Wright aptly analyzes the main symbolic connections of the land in parallel with the connections of the Israelite people. The people are simultaneously related to (a) all nations; (b) eschatological new humanity; and (c) the church as the new people of God (chapter 4). Likewise the land is related "paradigmatically" to the whole earth (point 2 above); "eschatologically" to the new heavens and new earth (point 7); and "typologically" to participation in blessing in the church (point 5).3 If we add to these relations that of Christ himself as the ultimate holy space, we shall have noted the main elements necessary for understanding the significance of the land in the Old Testament.

The land, then, was God's gift to Israel, and therefore a tangible sign of his goodness, favor, and blessing. Like all the other important institutions in Israel, it was a means of communion with God. It showed his goodness and beauty. By dispossessing the wicked Canaanites and giving the land to Israel, God also showed his righteousness and his salvific power (Deut. 7). The land spoke of God's faithfulness and the truthfulness of his promises, because its possession was a fulfillment of God's ancient promise to Abraham (Deut. 6:10).

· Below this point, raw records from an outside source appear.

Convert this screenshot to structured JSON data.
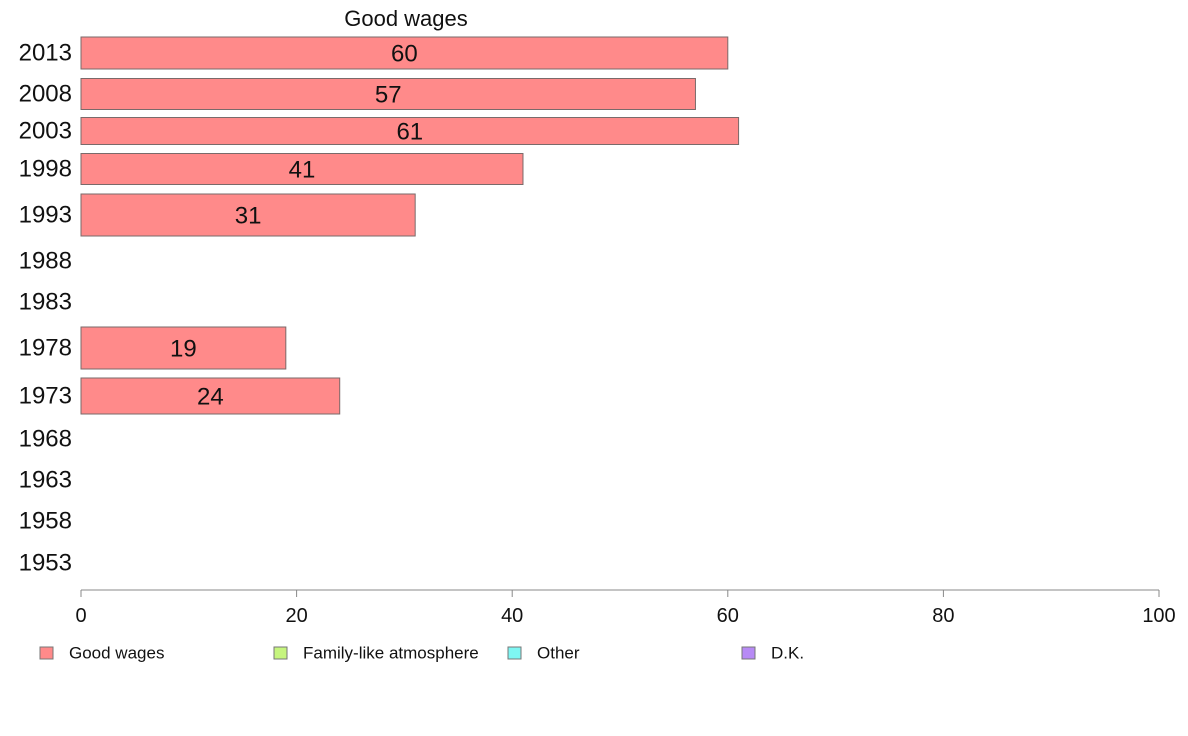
{
  "chart_data": {
    "type": "bar",
    "orientation": "horizontal",
    "title": "Good wages",
    "categories": [
      "2013",
      "2008",
      "2003",
      "1998",
      "1993",
      "1988",
      "1983",
      "1978",
      "1973",
      "1968",
      "1963",
      "1958",
      "1953"
    ],
    "series": [
      {
        "name": "Good wages",
        "color": "#ff8a8a",
        "values": [
          60,
          57,
          61,
          41,
          31,
          null,
          null,
          19,
          24,
          null,
          null,
          null,
          null
        ],
        "labels": [
          "60",
          "57",
          "61",
          "41",
          "31",
          "",
          "",
          "19",
          "24",
          "",
          "",
          "",
          ""
        ]
      }
    ],
    "xlim": [
      0,
      100
    ],
    "xticks": [
      "0",
      "20",
      "40",
      "60",
      "80",
      "100"
    ],
    "xlabel": "",
    "ylabel": "",
    "grid": false,
    "legend_position": "bottom",
    "legend": [
      {
        "name": "Good wages",
        "color": "#ff8a8a"
      },
      {
        "name": "Family-like atmosphere",
        "color": "#c6f57e"
      },
      {
        "name": "Other",
        "color": "#7ef6f3"
      },
      {
        "name": "D.K.",
        "color": "#b78af5"
      }
    ]
  }
}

But the land was simultaneously a trust and a responsibility. Israel as a kind of corporate Adam was to guard the land from defilement. They were to tend and till the land in order to obtain and enjoy its increase. The fact that the land belonged first of all to God meant that it could not be permanently sold (Lev. 25:23-24). Poor people were to be protected from land-grabbers, and were to be given access to some of the yield of the land (Lev. 23:25-28; 19:9-10; Deut. 23:25-25; 24:19-22; 26:11-15).

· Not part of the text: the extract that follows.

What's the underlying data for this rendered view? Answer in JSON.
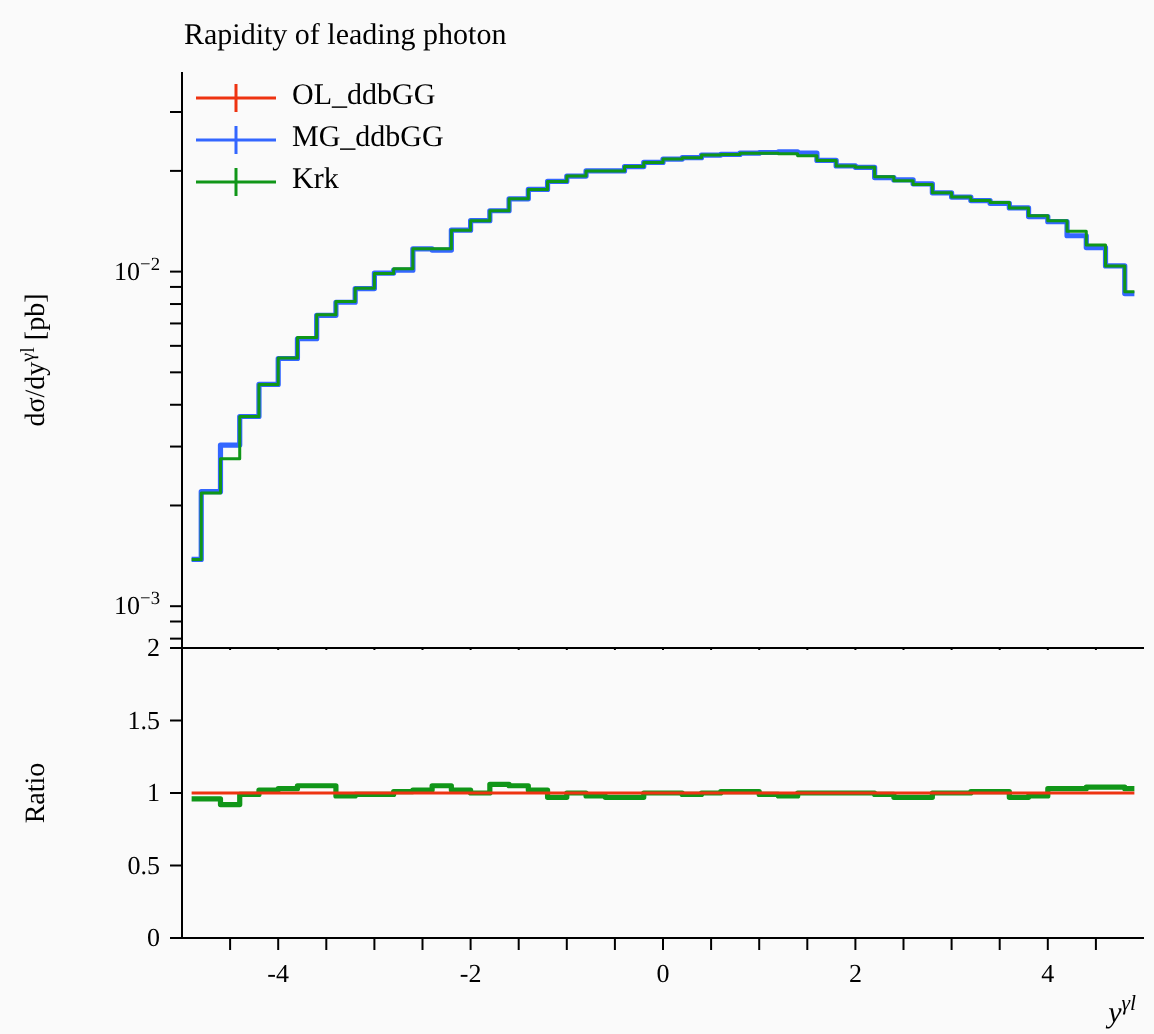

Prosperity in the land was to be an index of Israel's faithfulness (Deut. 28:1-14). Exile and loss of the land would result from continued disobedience (Deut. 28:15-29:28). These arrangements prefigured the inheritance of the new heaven and new earth, which we receive now on the basis of Christ's obedience, not our own (1 Pet. 1:4). Our own obedience still matters, because as imitators of Christ we are meant to reflect his generosity to us (2 Cor. 8:9). Whatever gifts we receive, whether tangible or intangible in character, are not only a blessing but a trust to be used responsibly in his service (1 Pet. 4:10; 1 Tim. 6:17-19).

Footnotes

1. Kline, Structure, pp. 31-34; M. Weinfeld, "The Covenant of Grant in the Old Testament and in the Ancient Near East," Journal of the American Oriental Society 90 (1970) 184-203.

2. William D. Davies, The Gospel and the Land (Berkeley: University of California Press, 1974), p. 368.

3. Wright, An Eye for an Eye, pp. 88-102.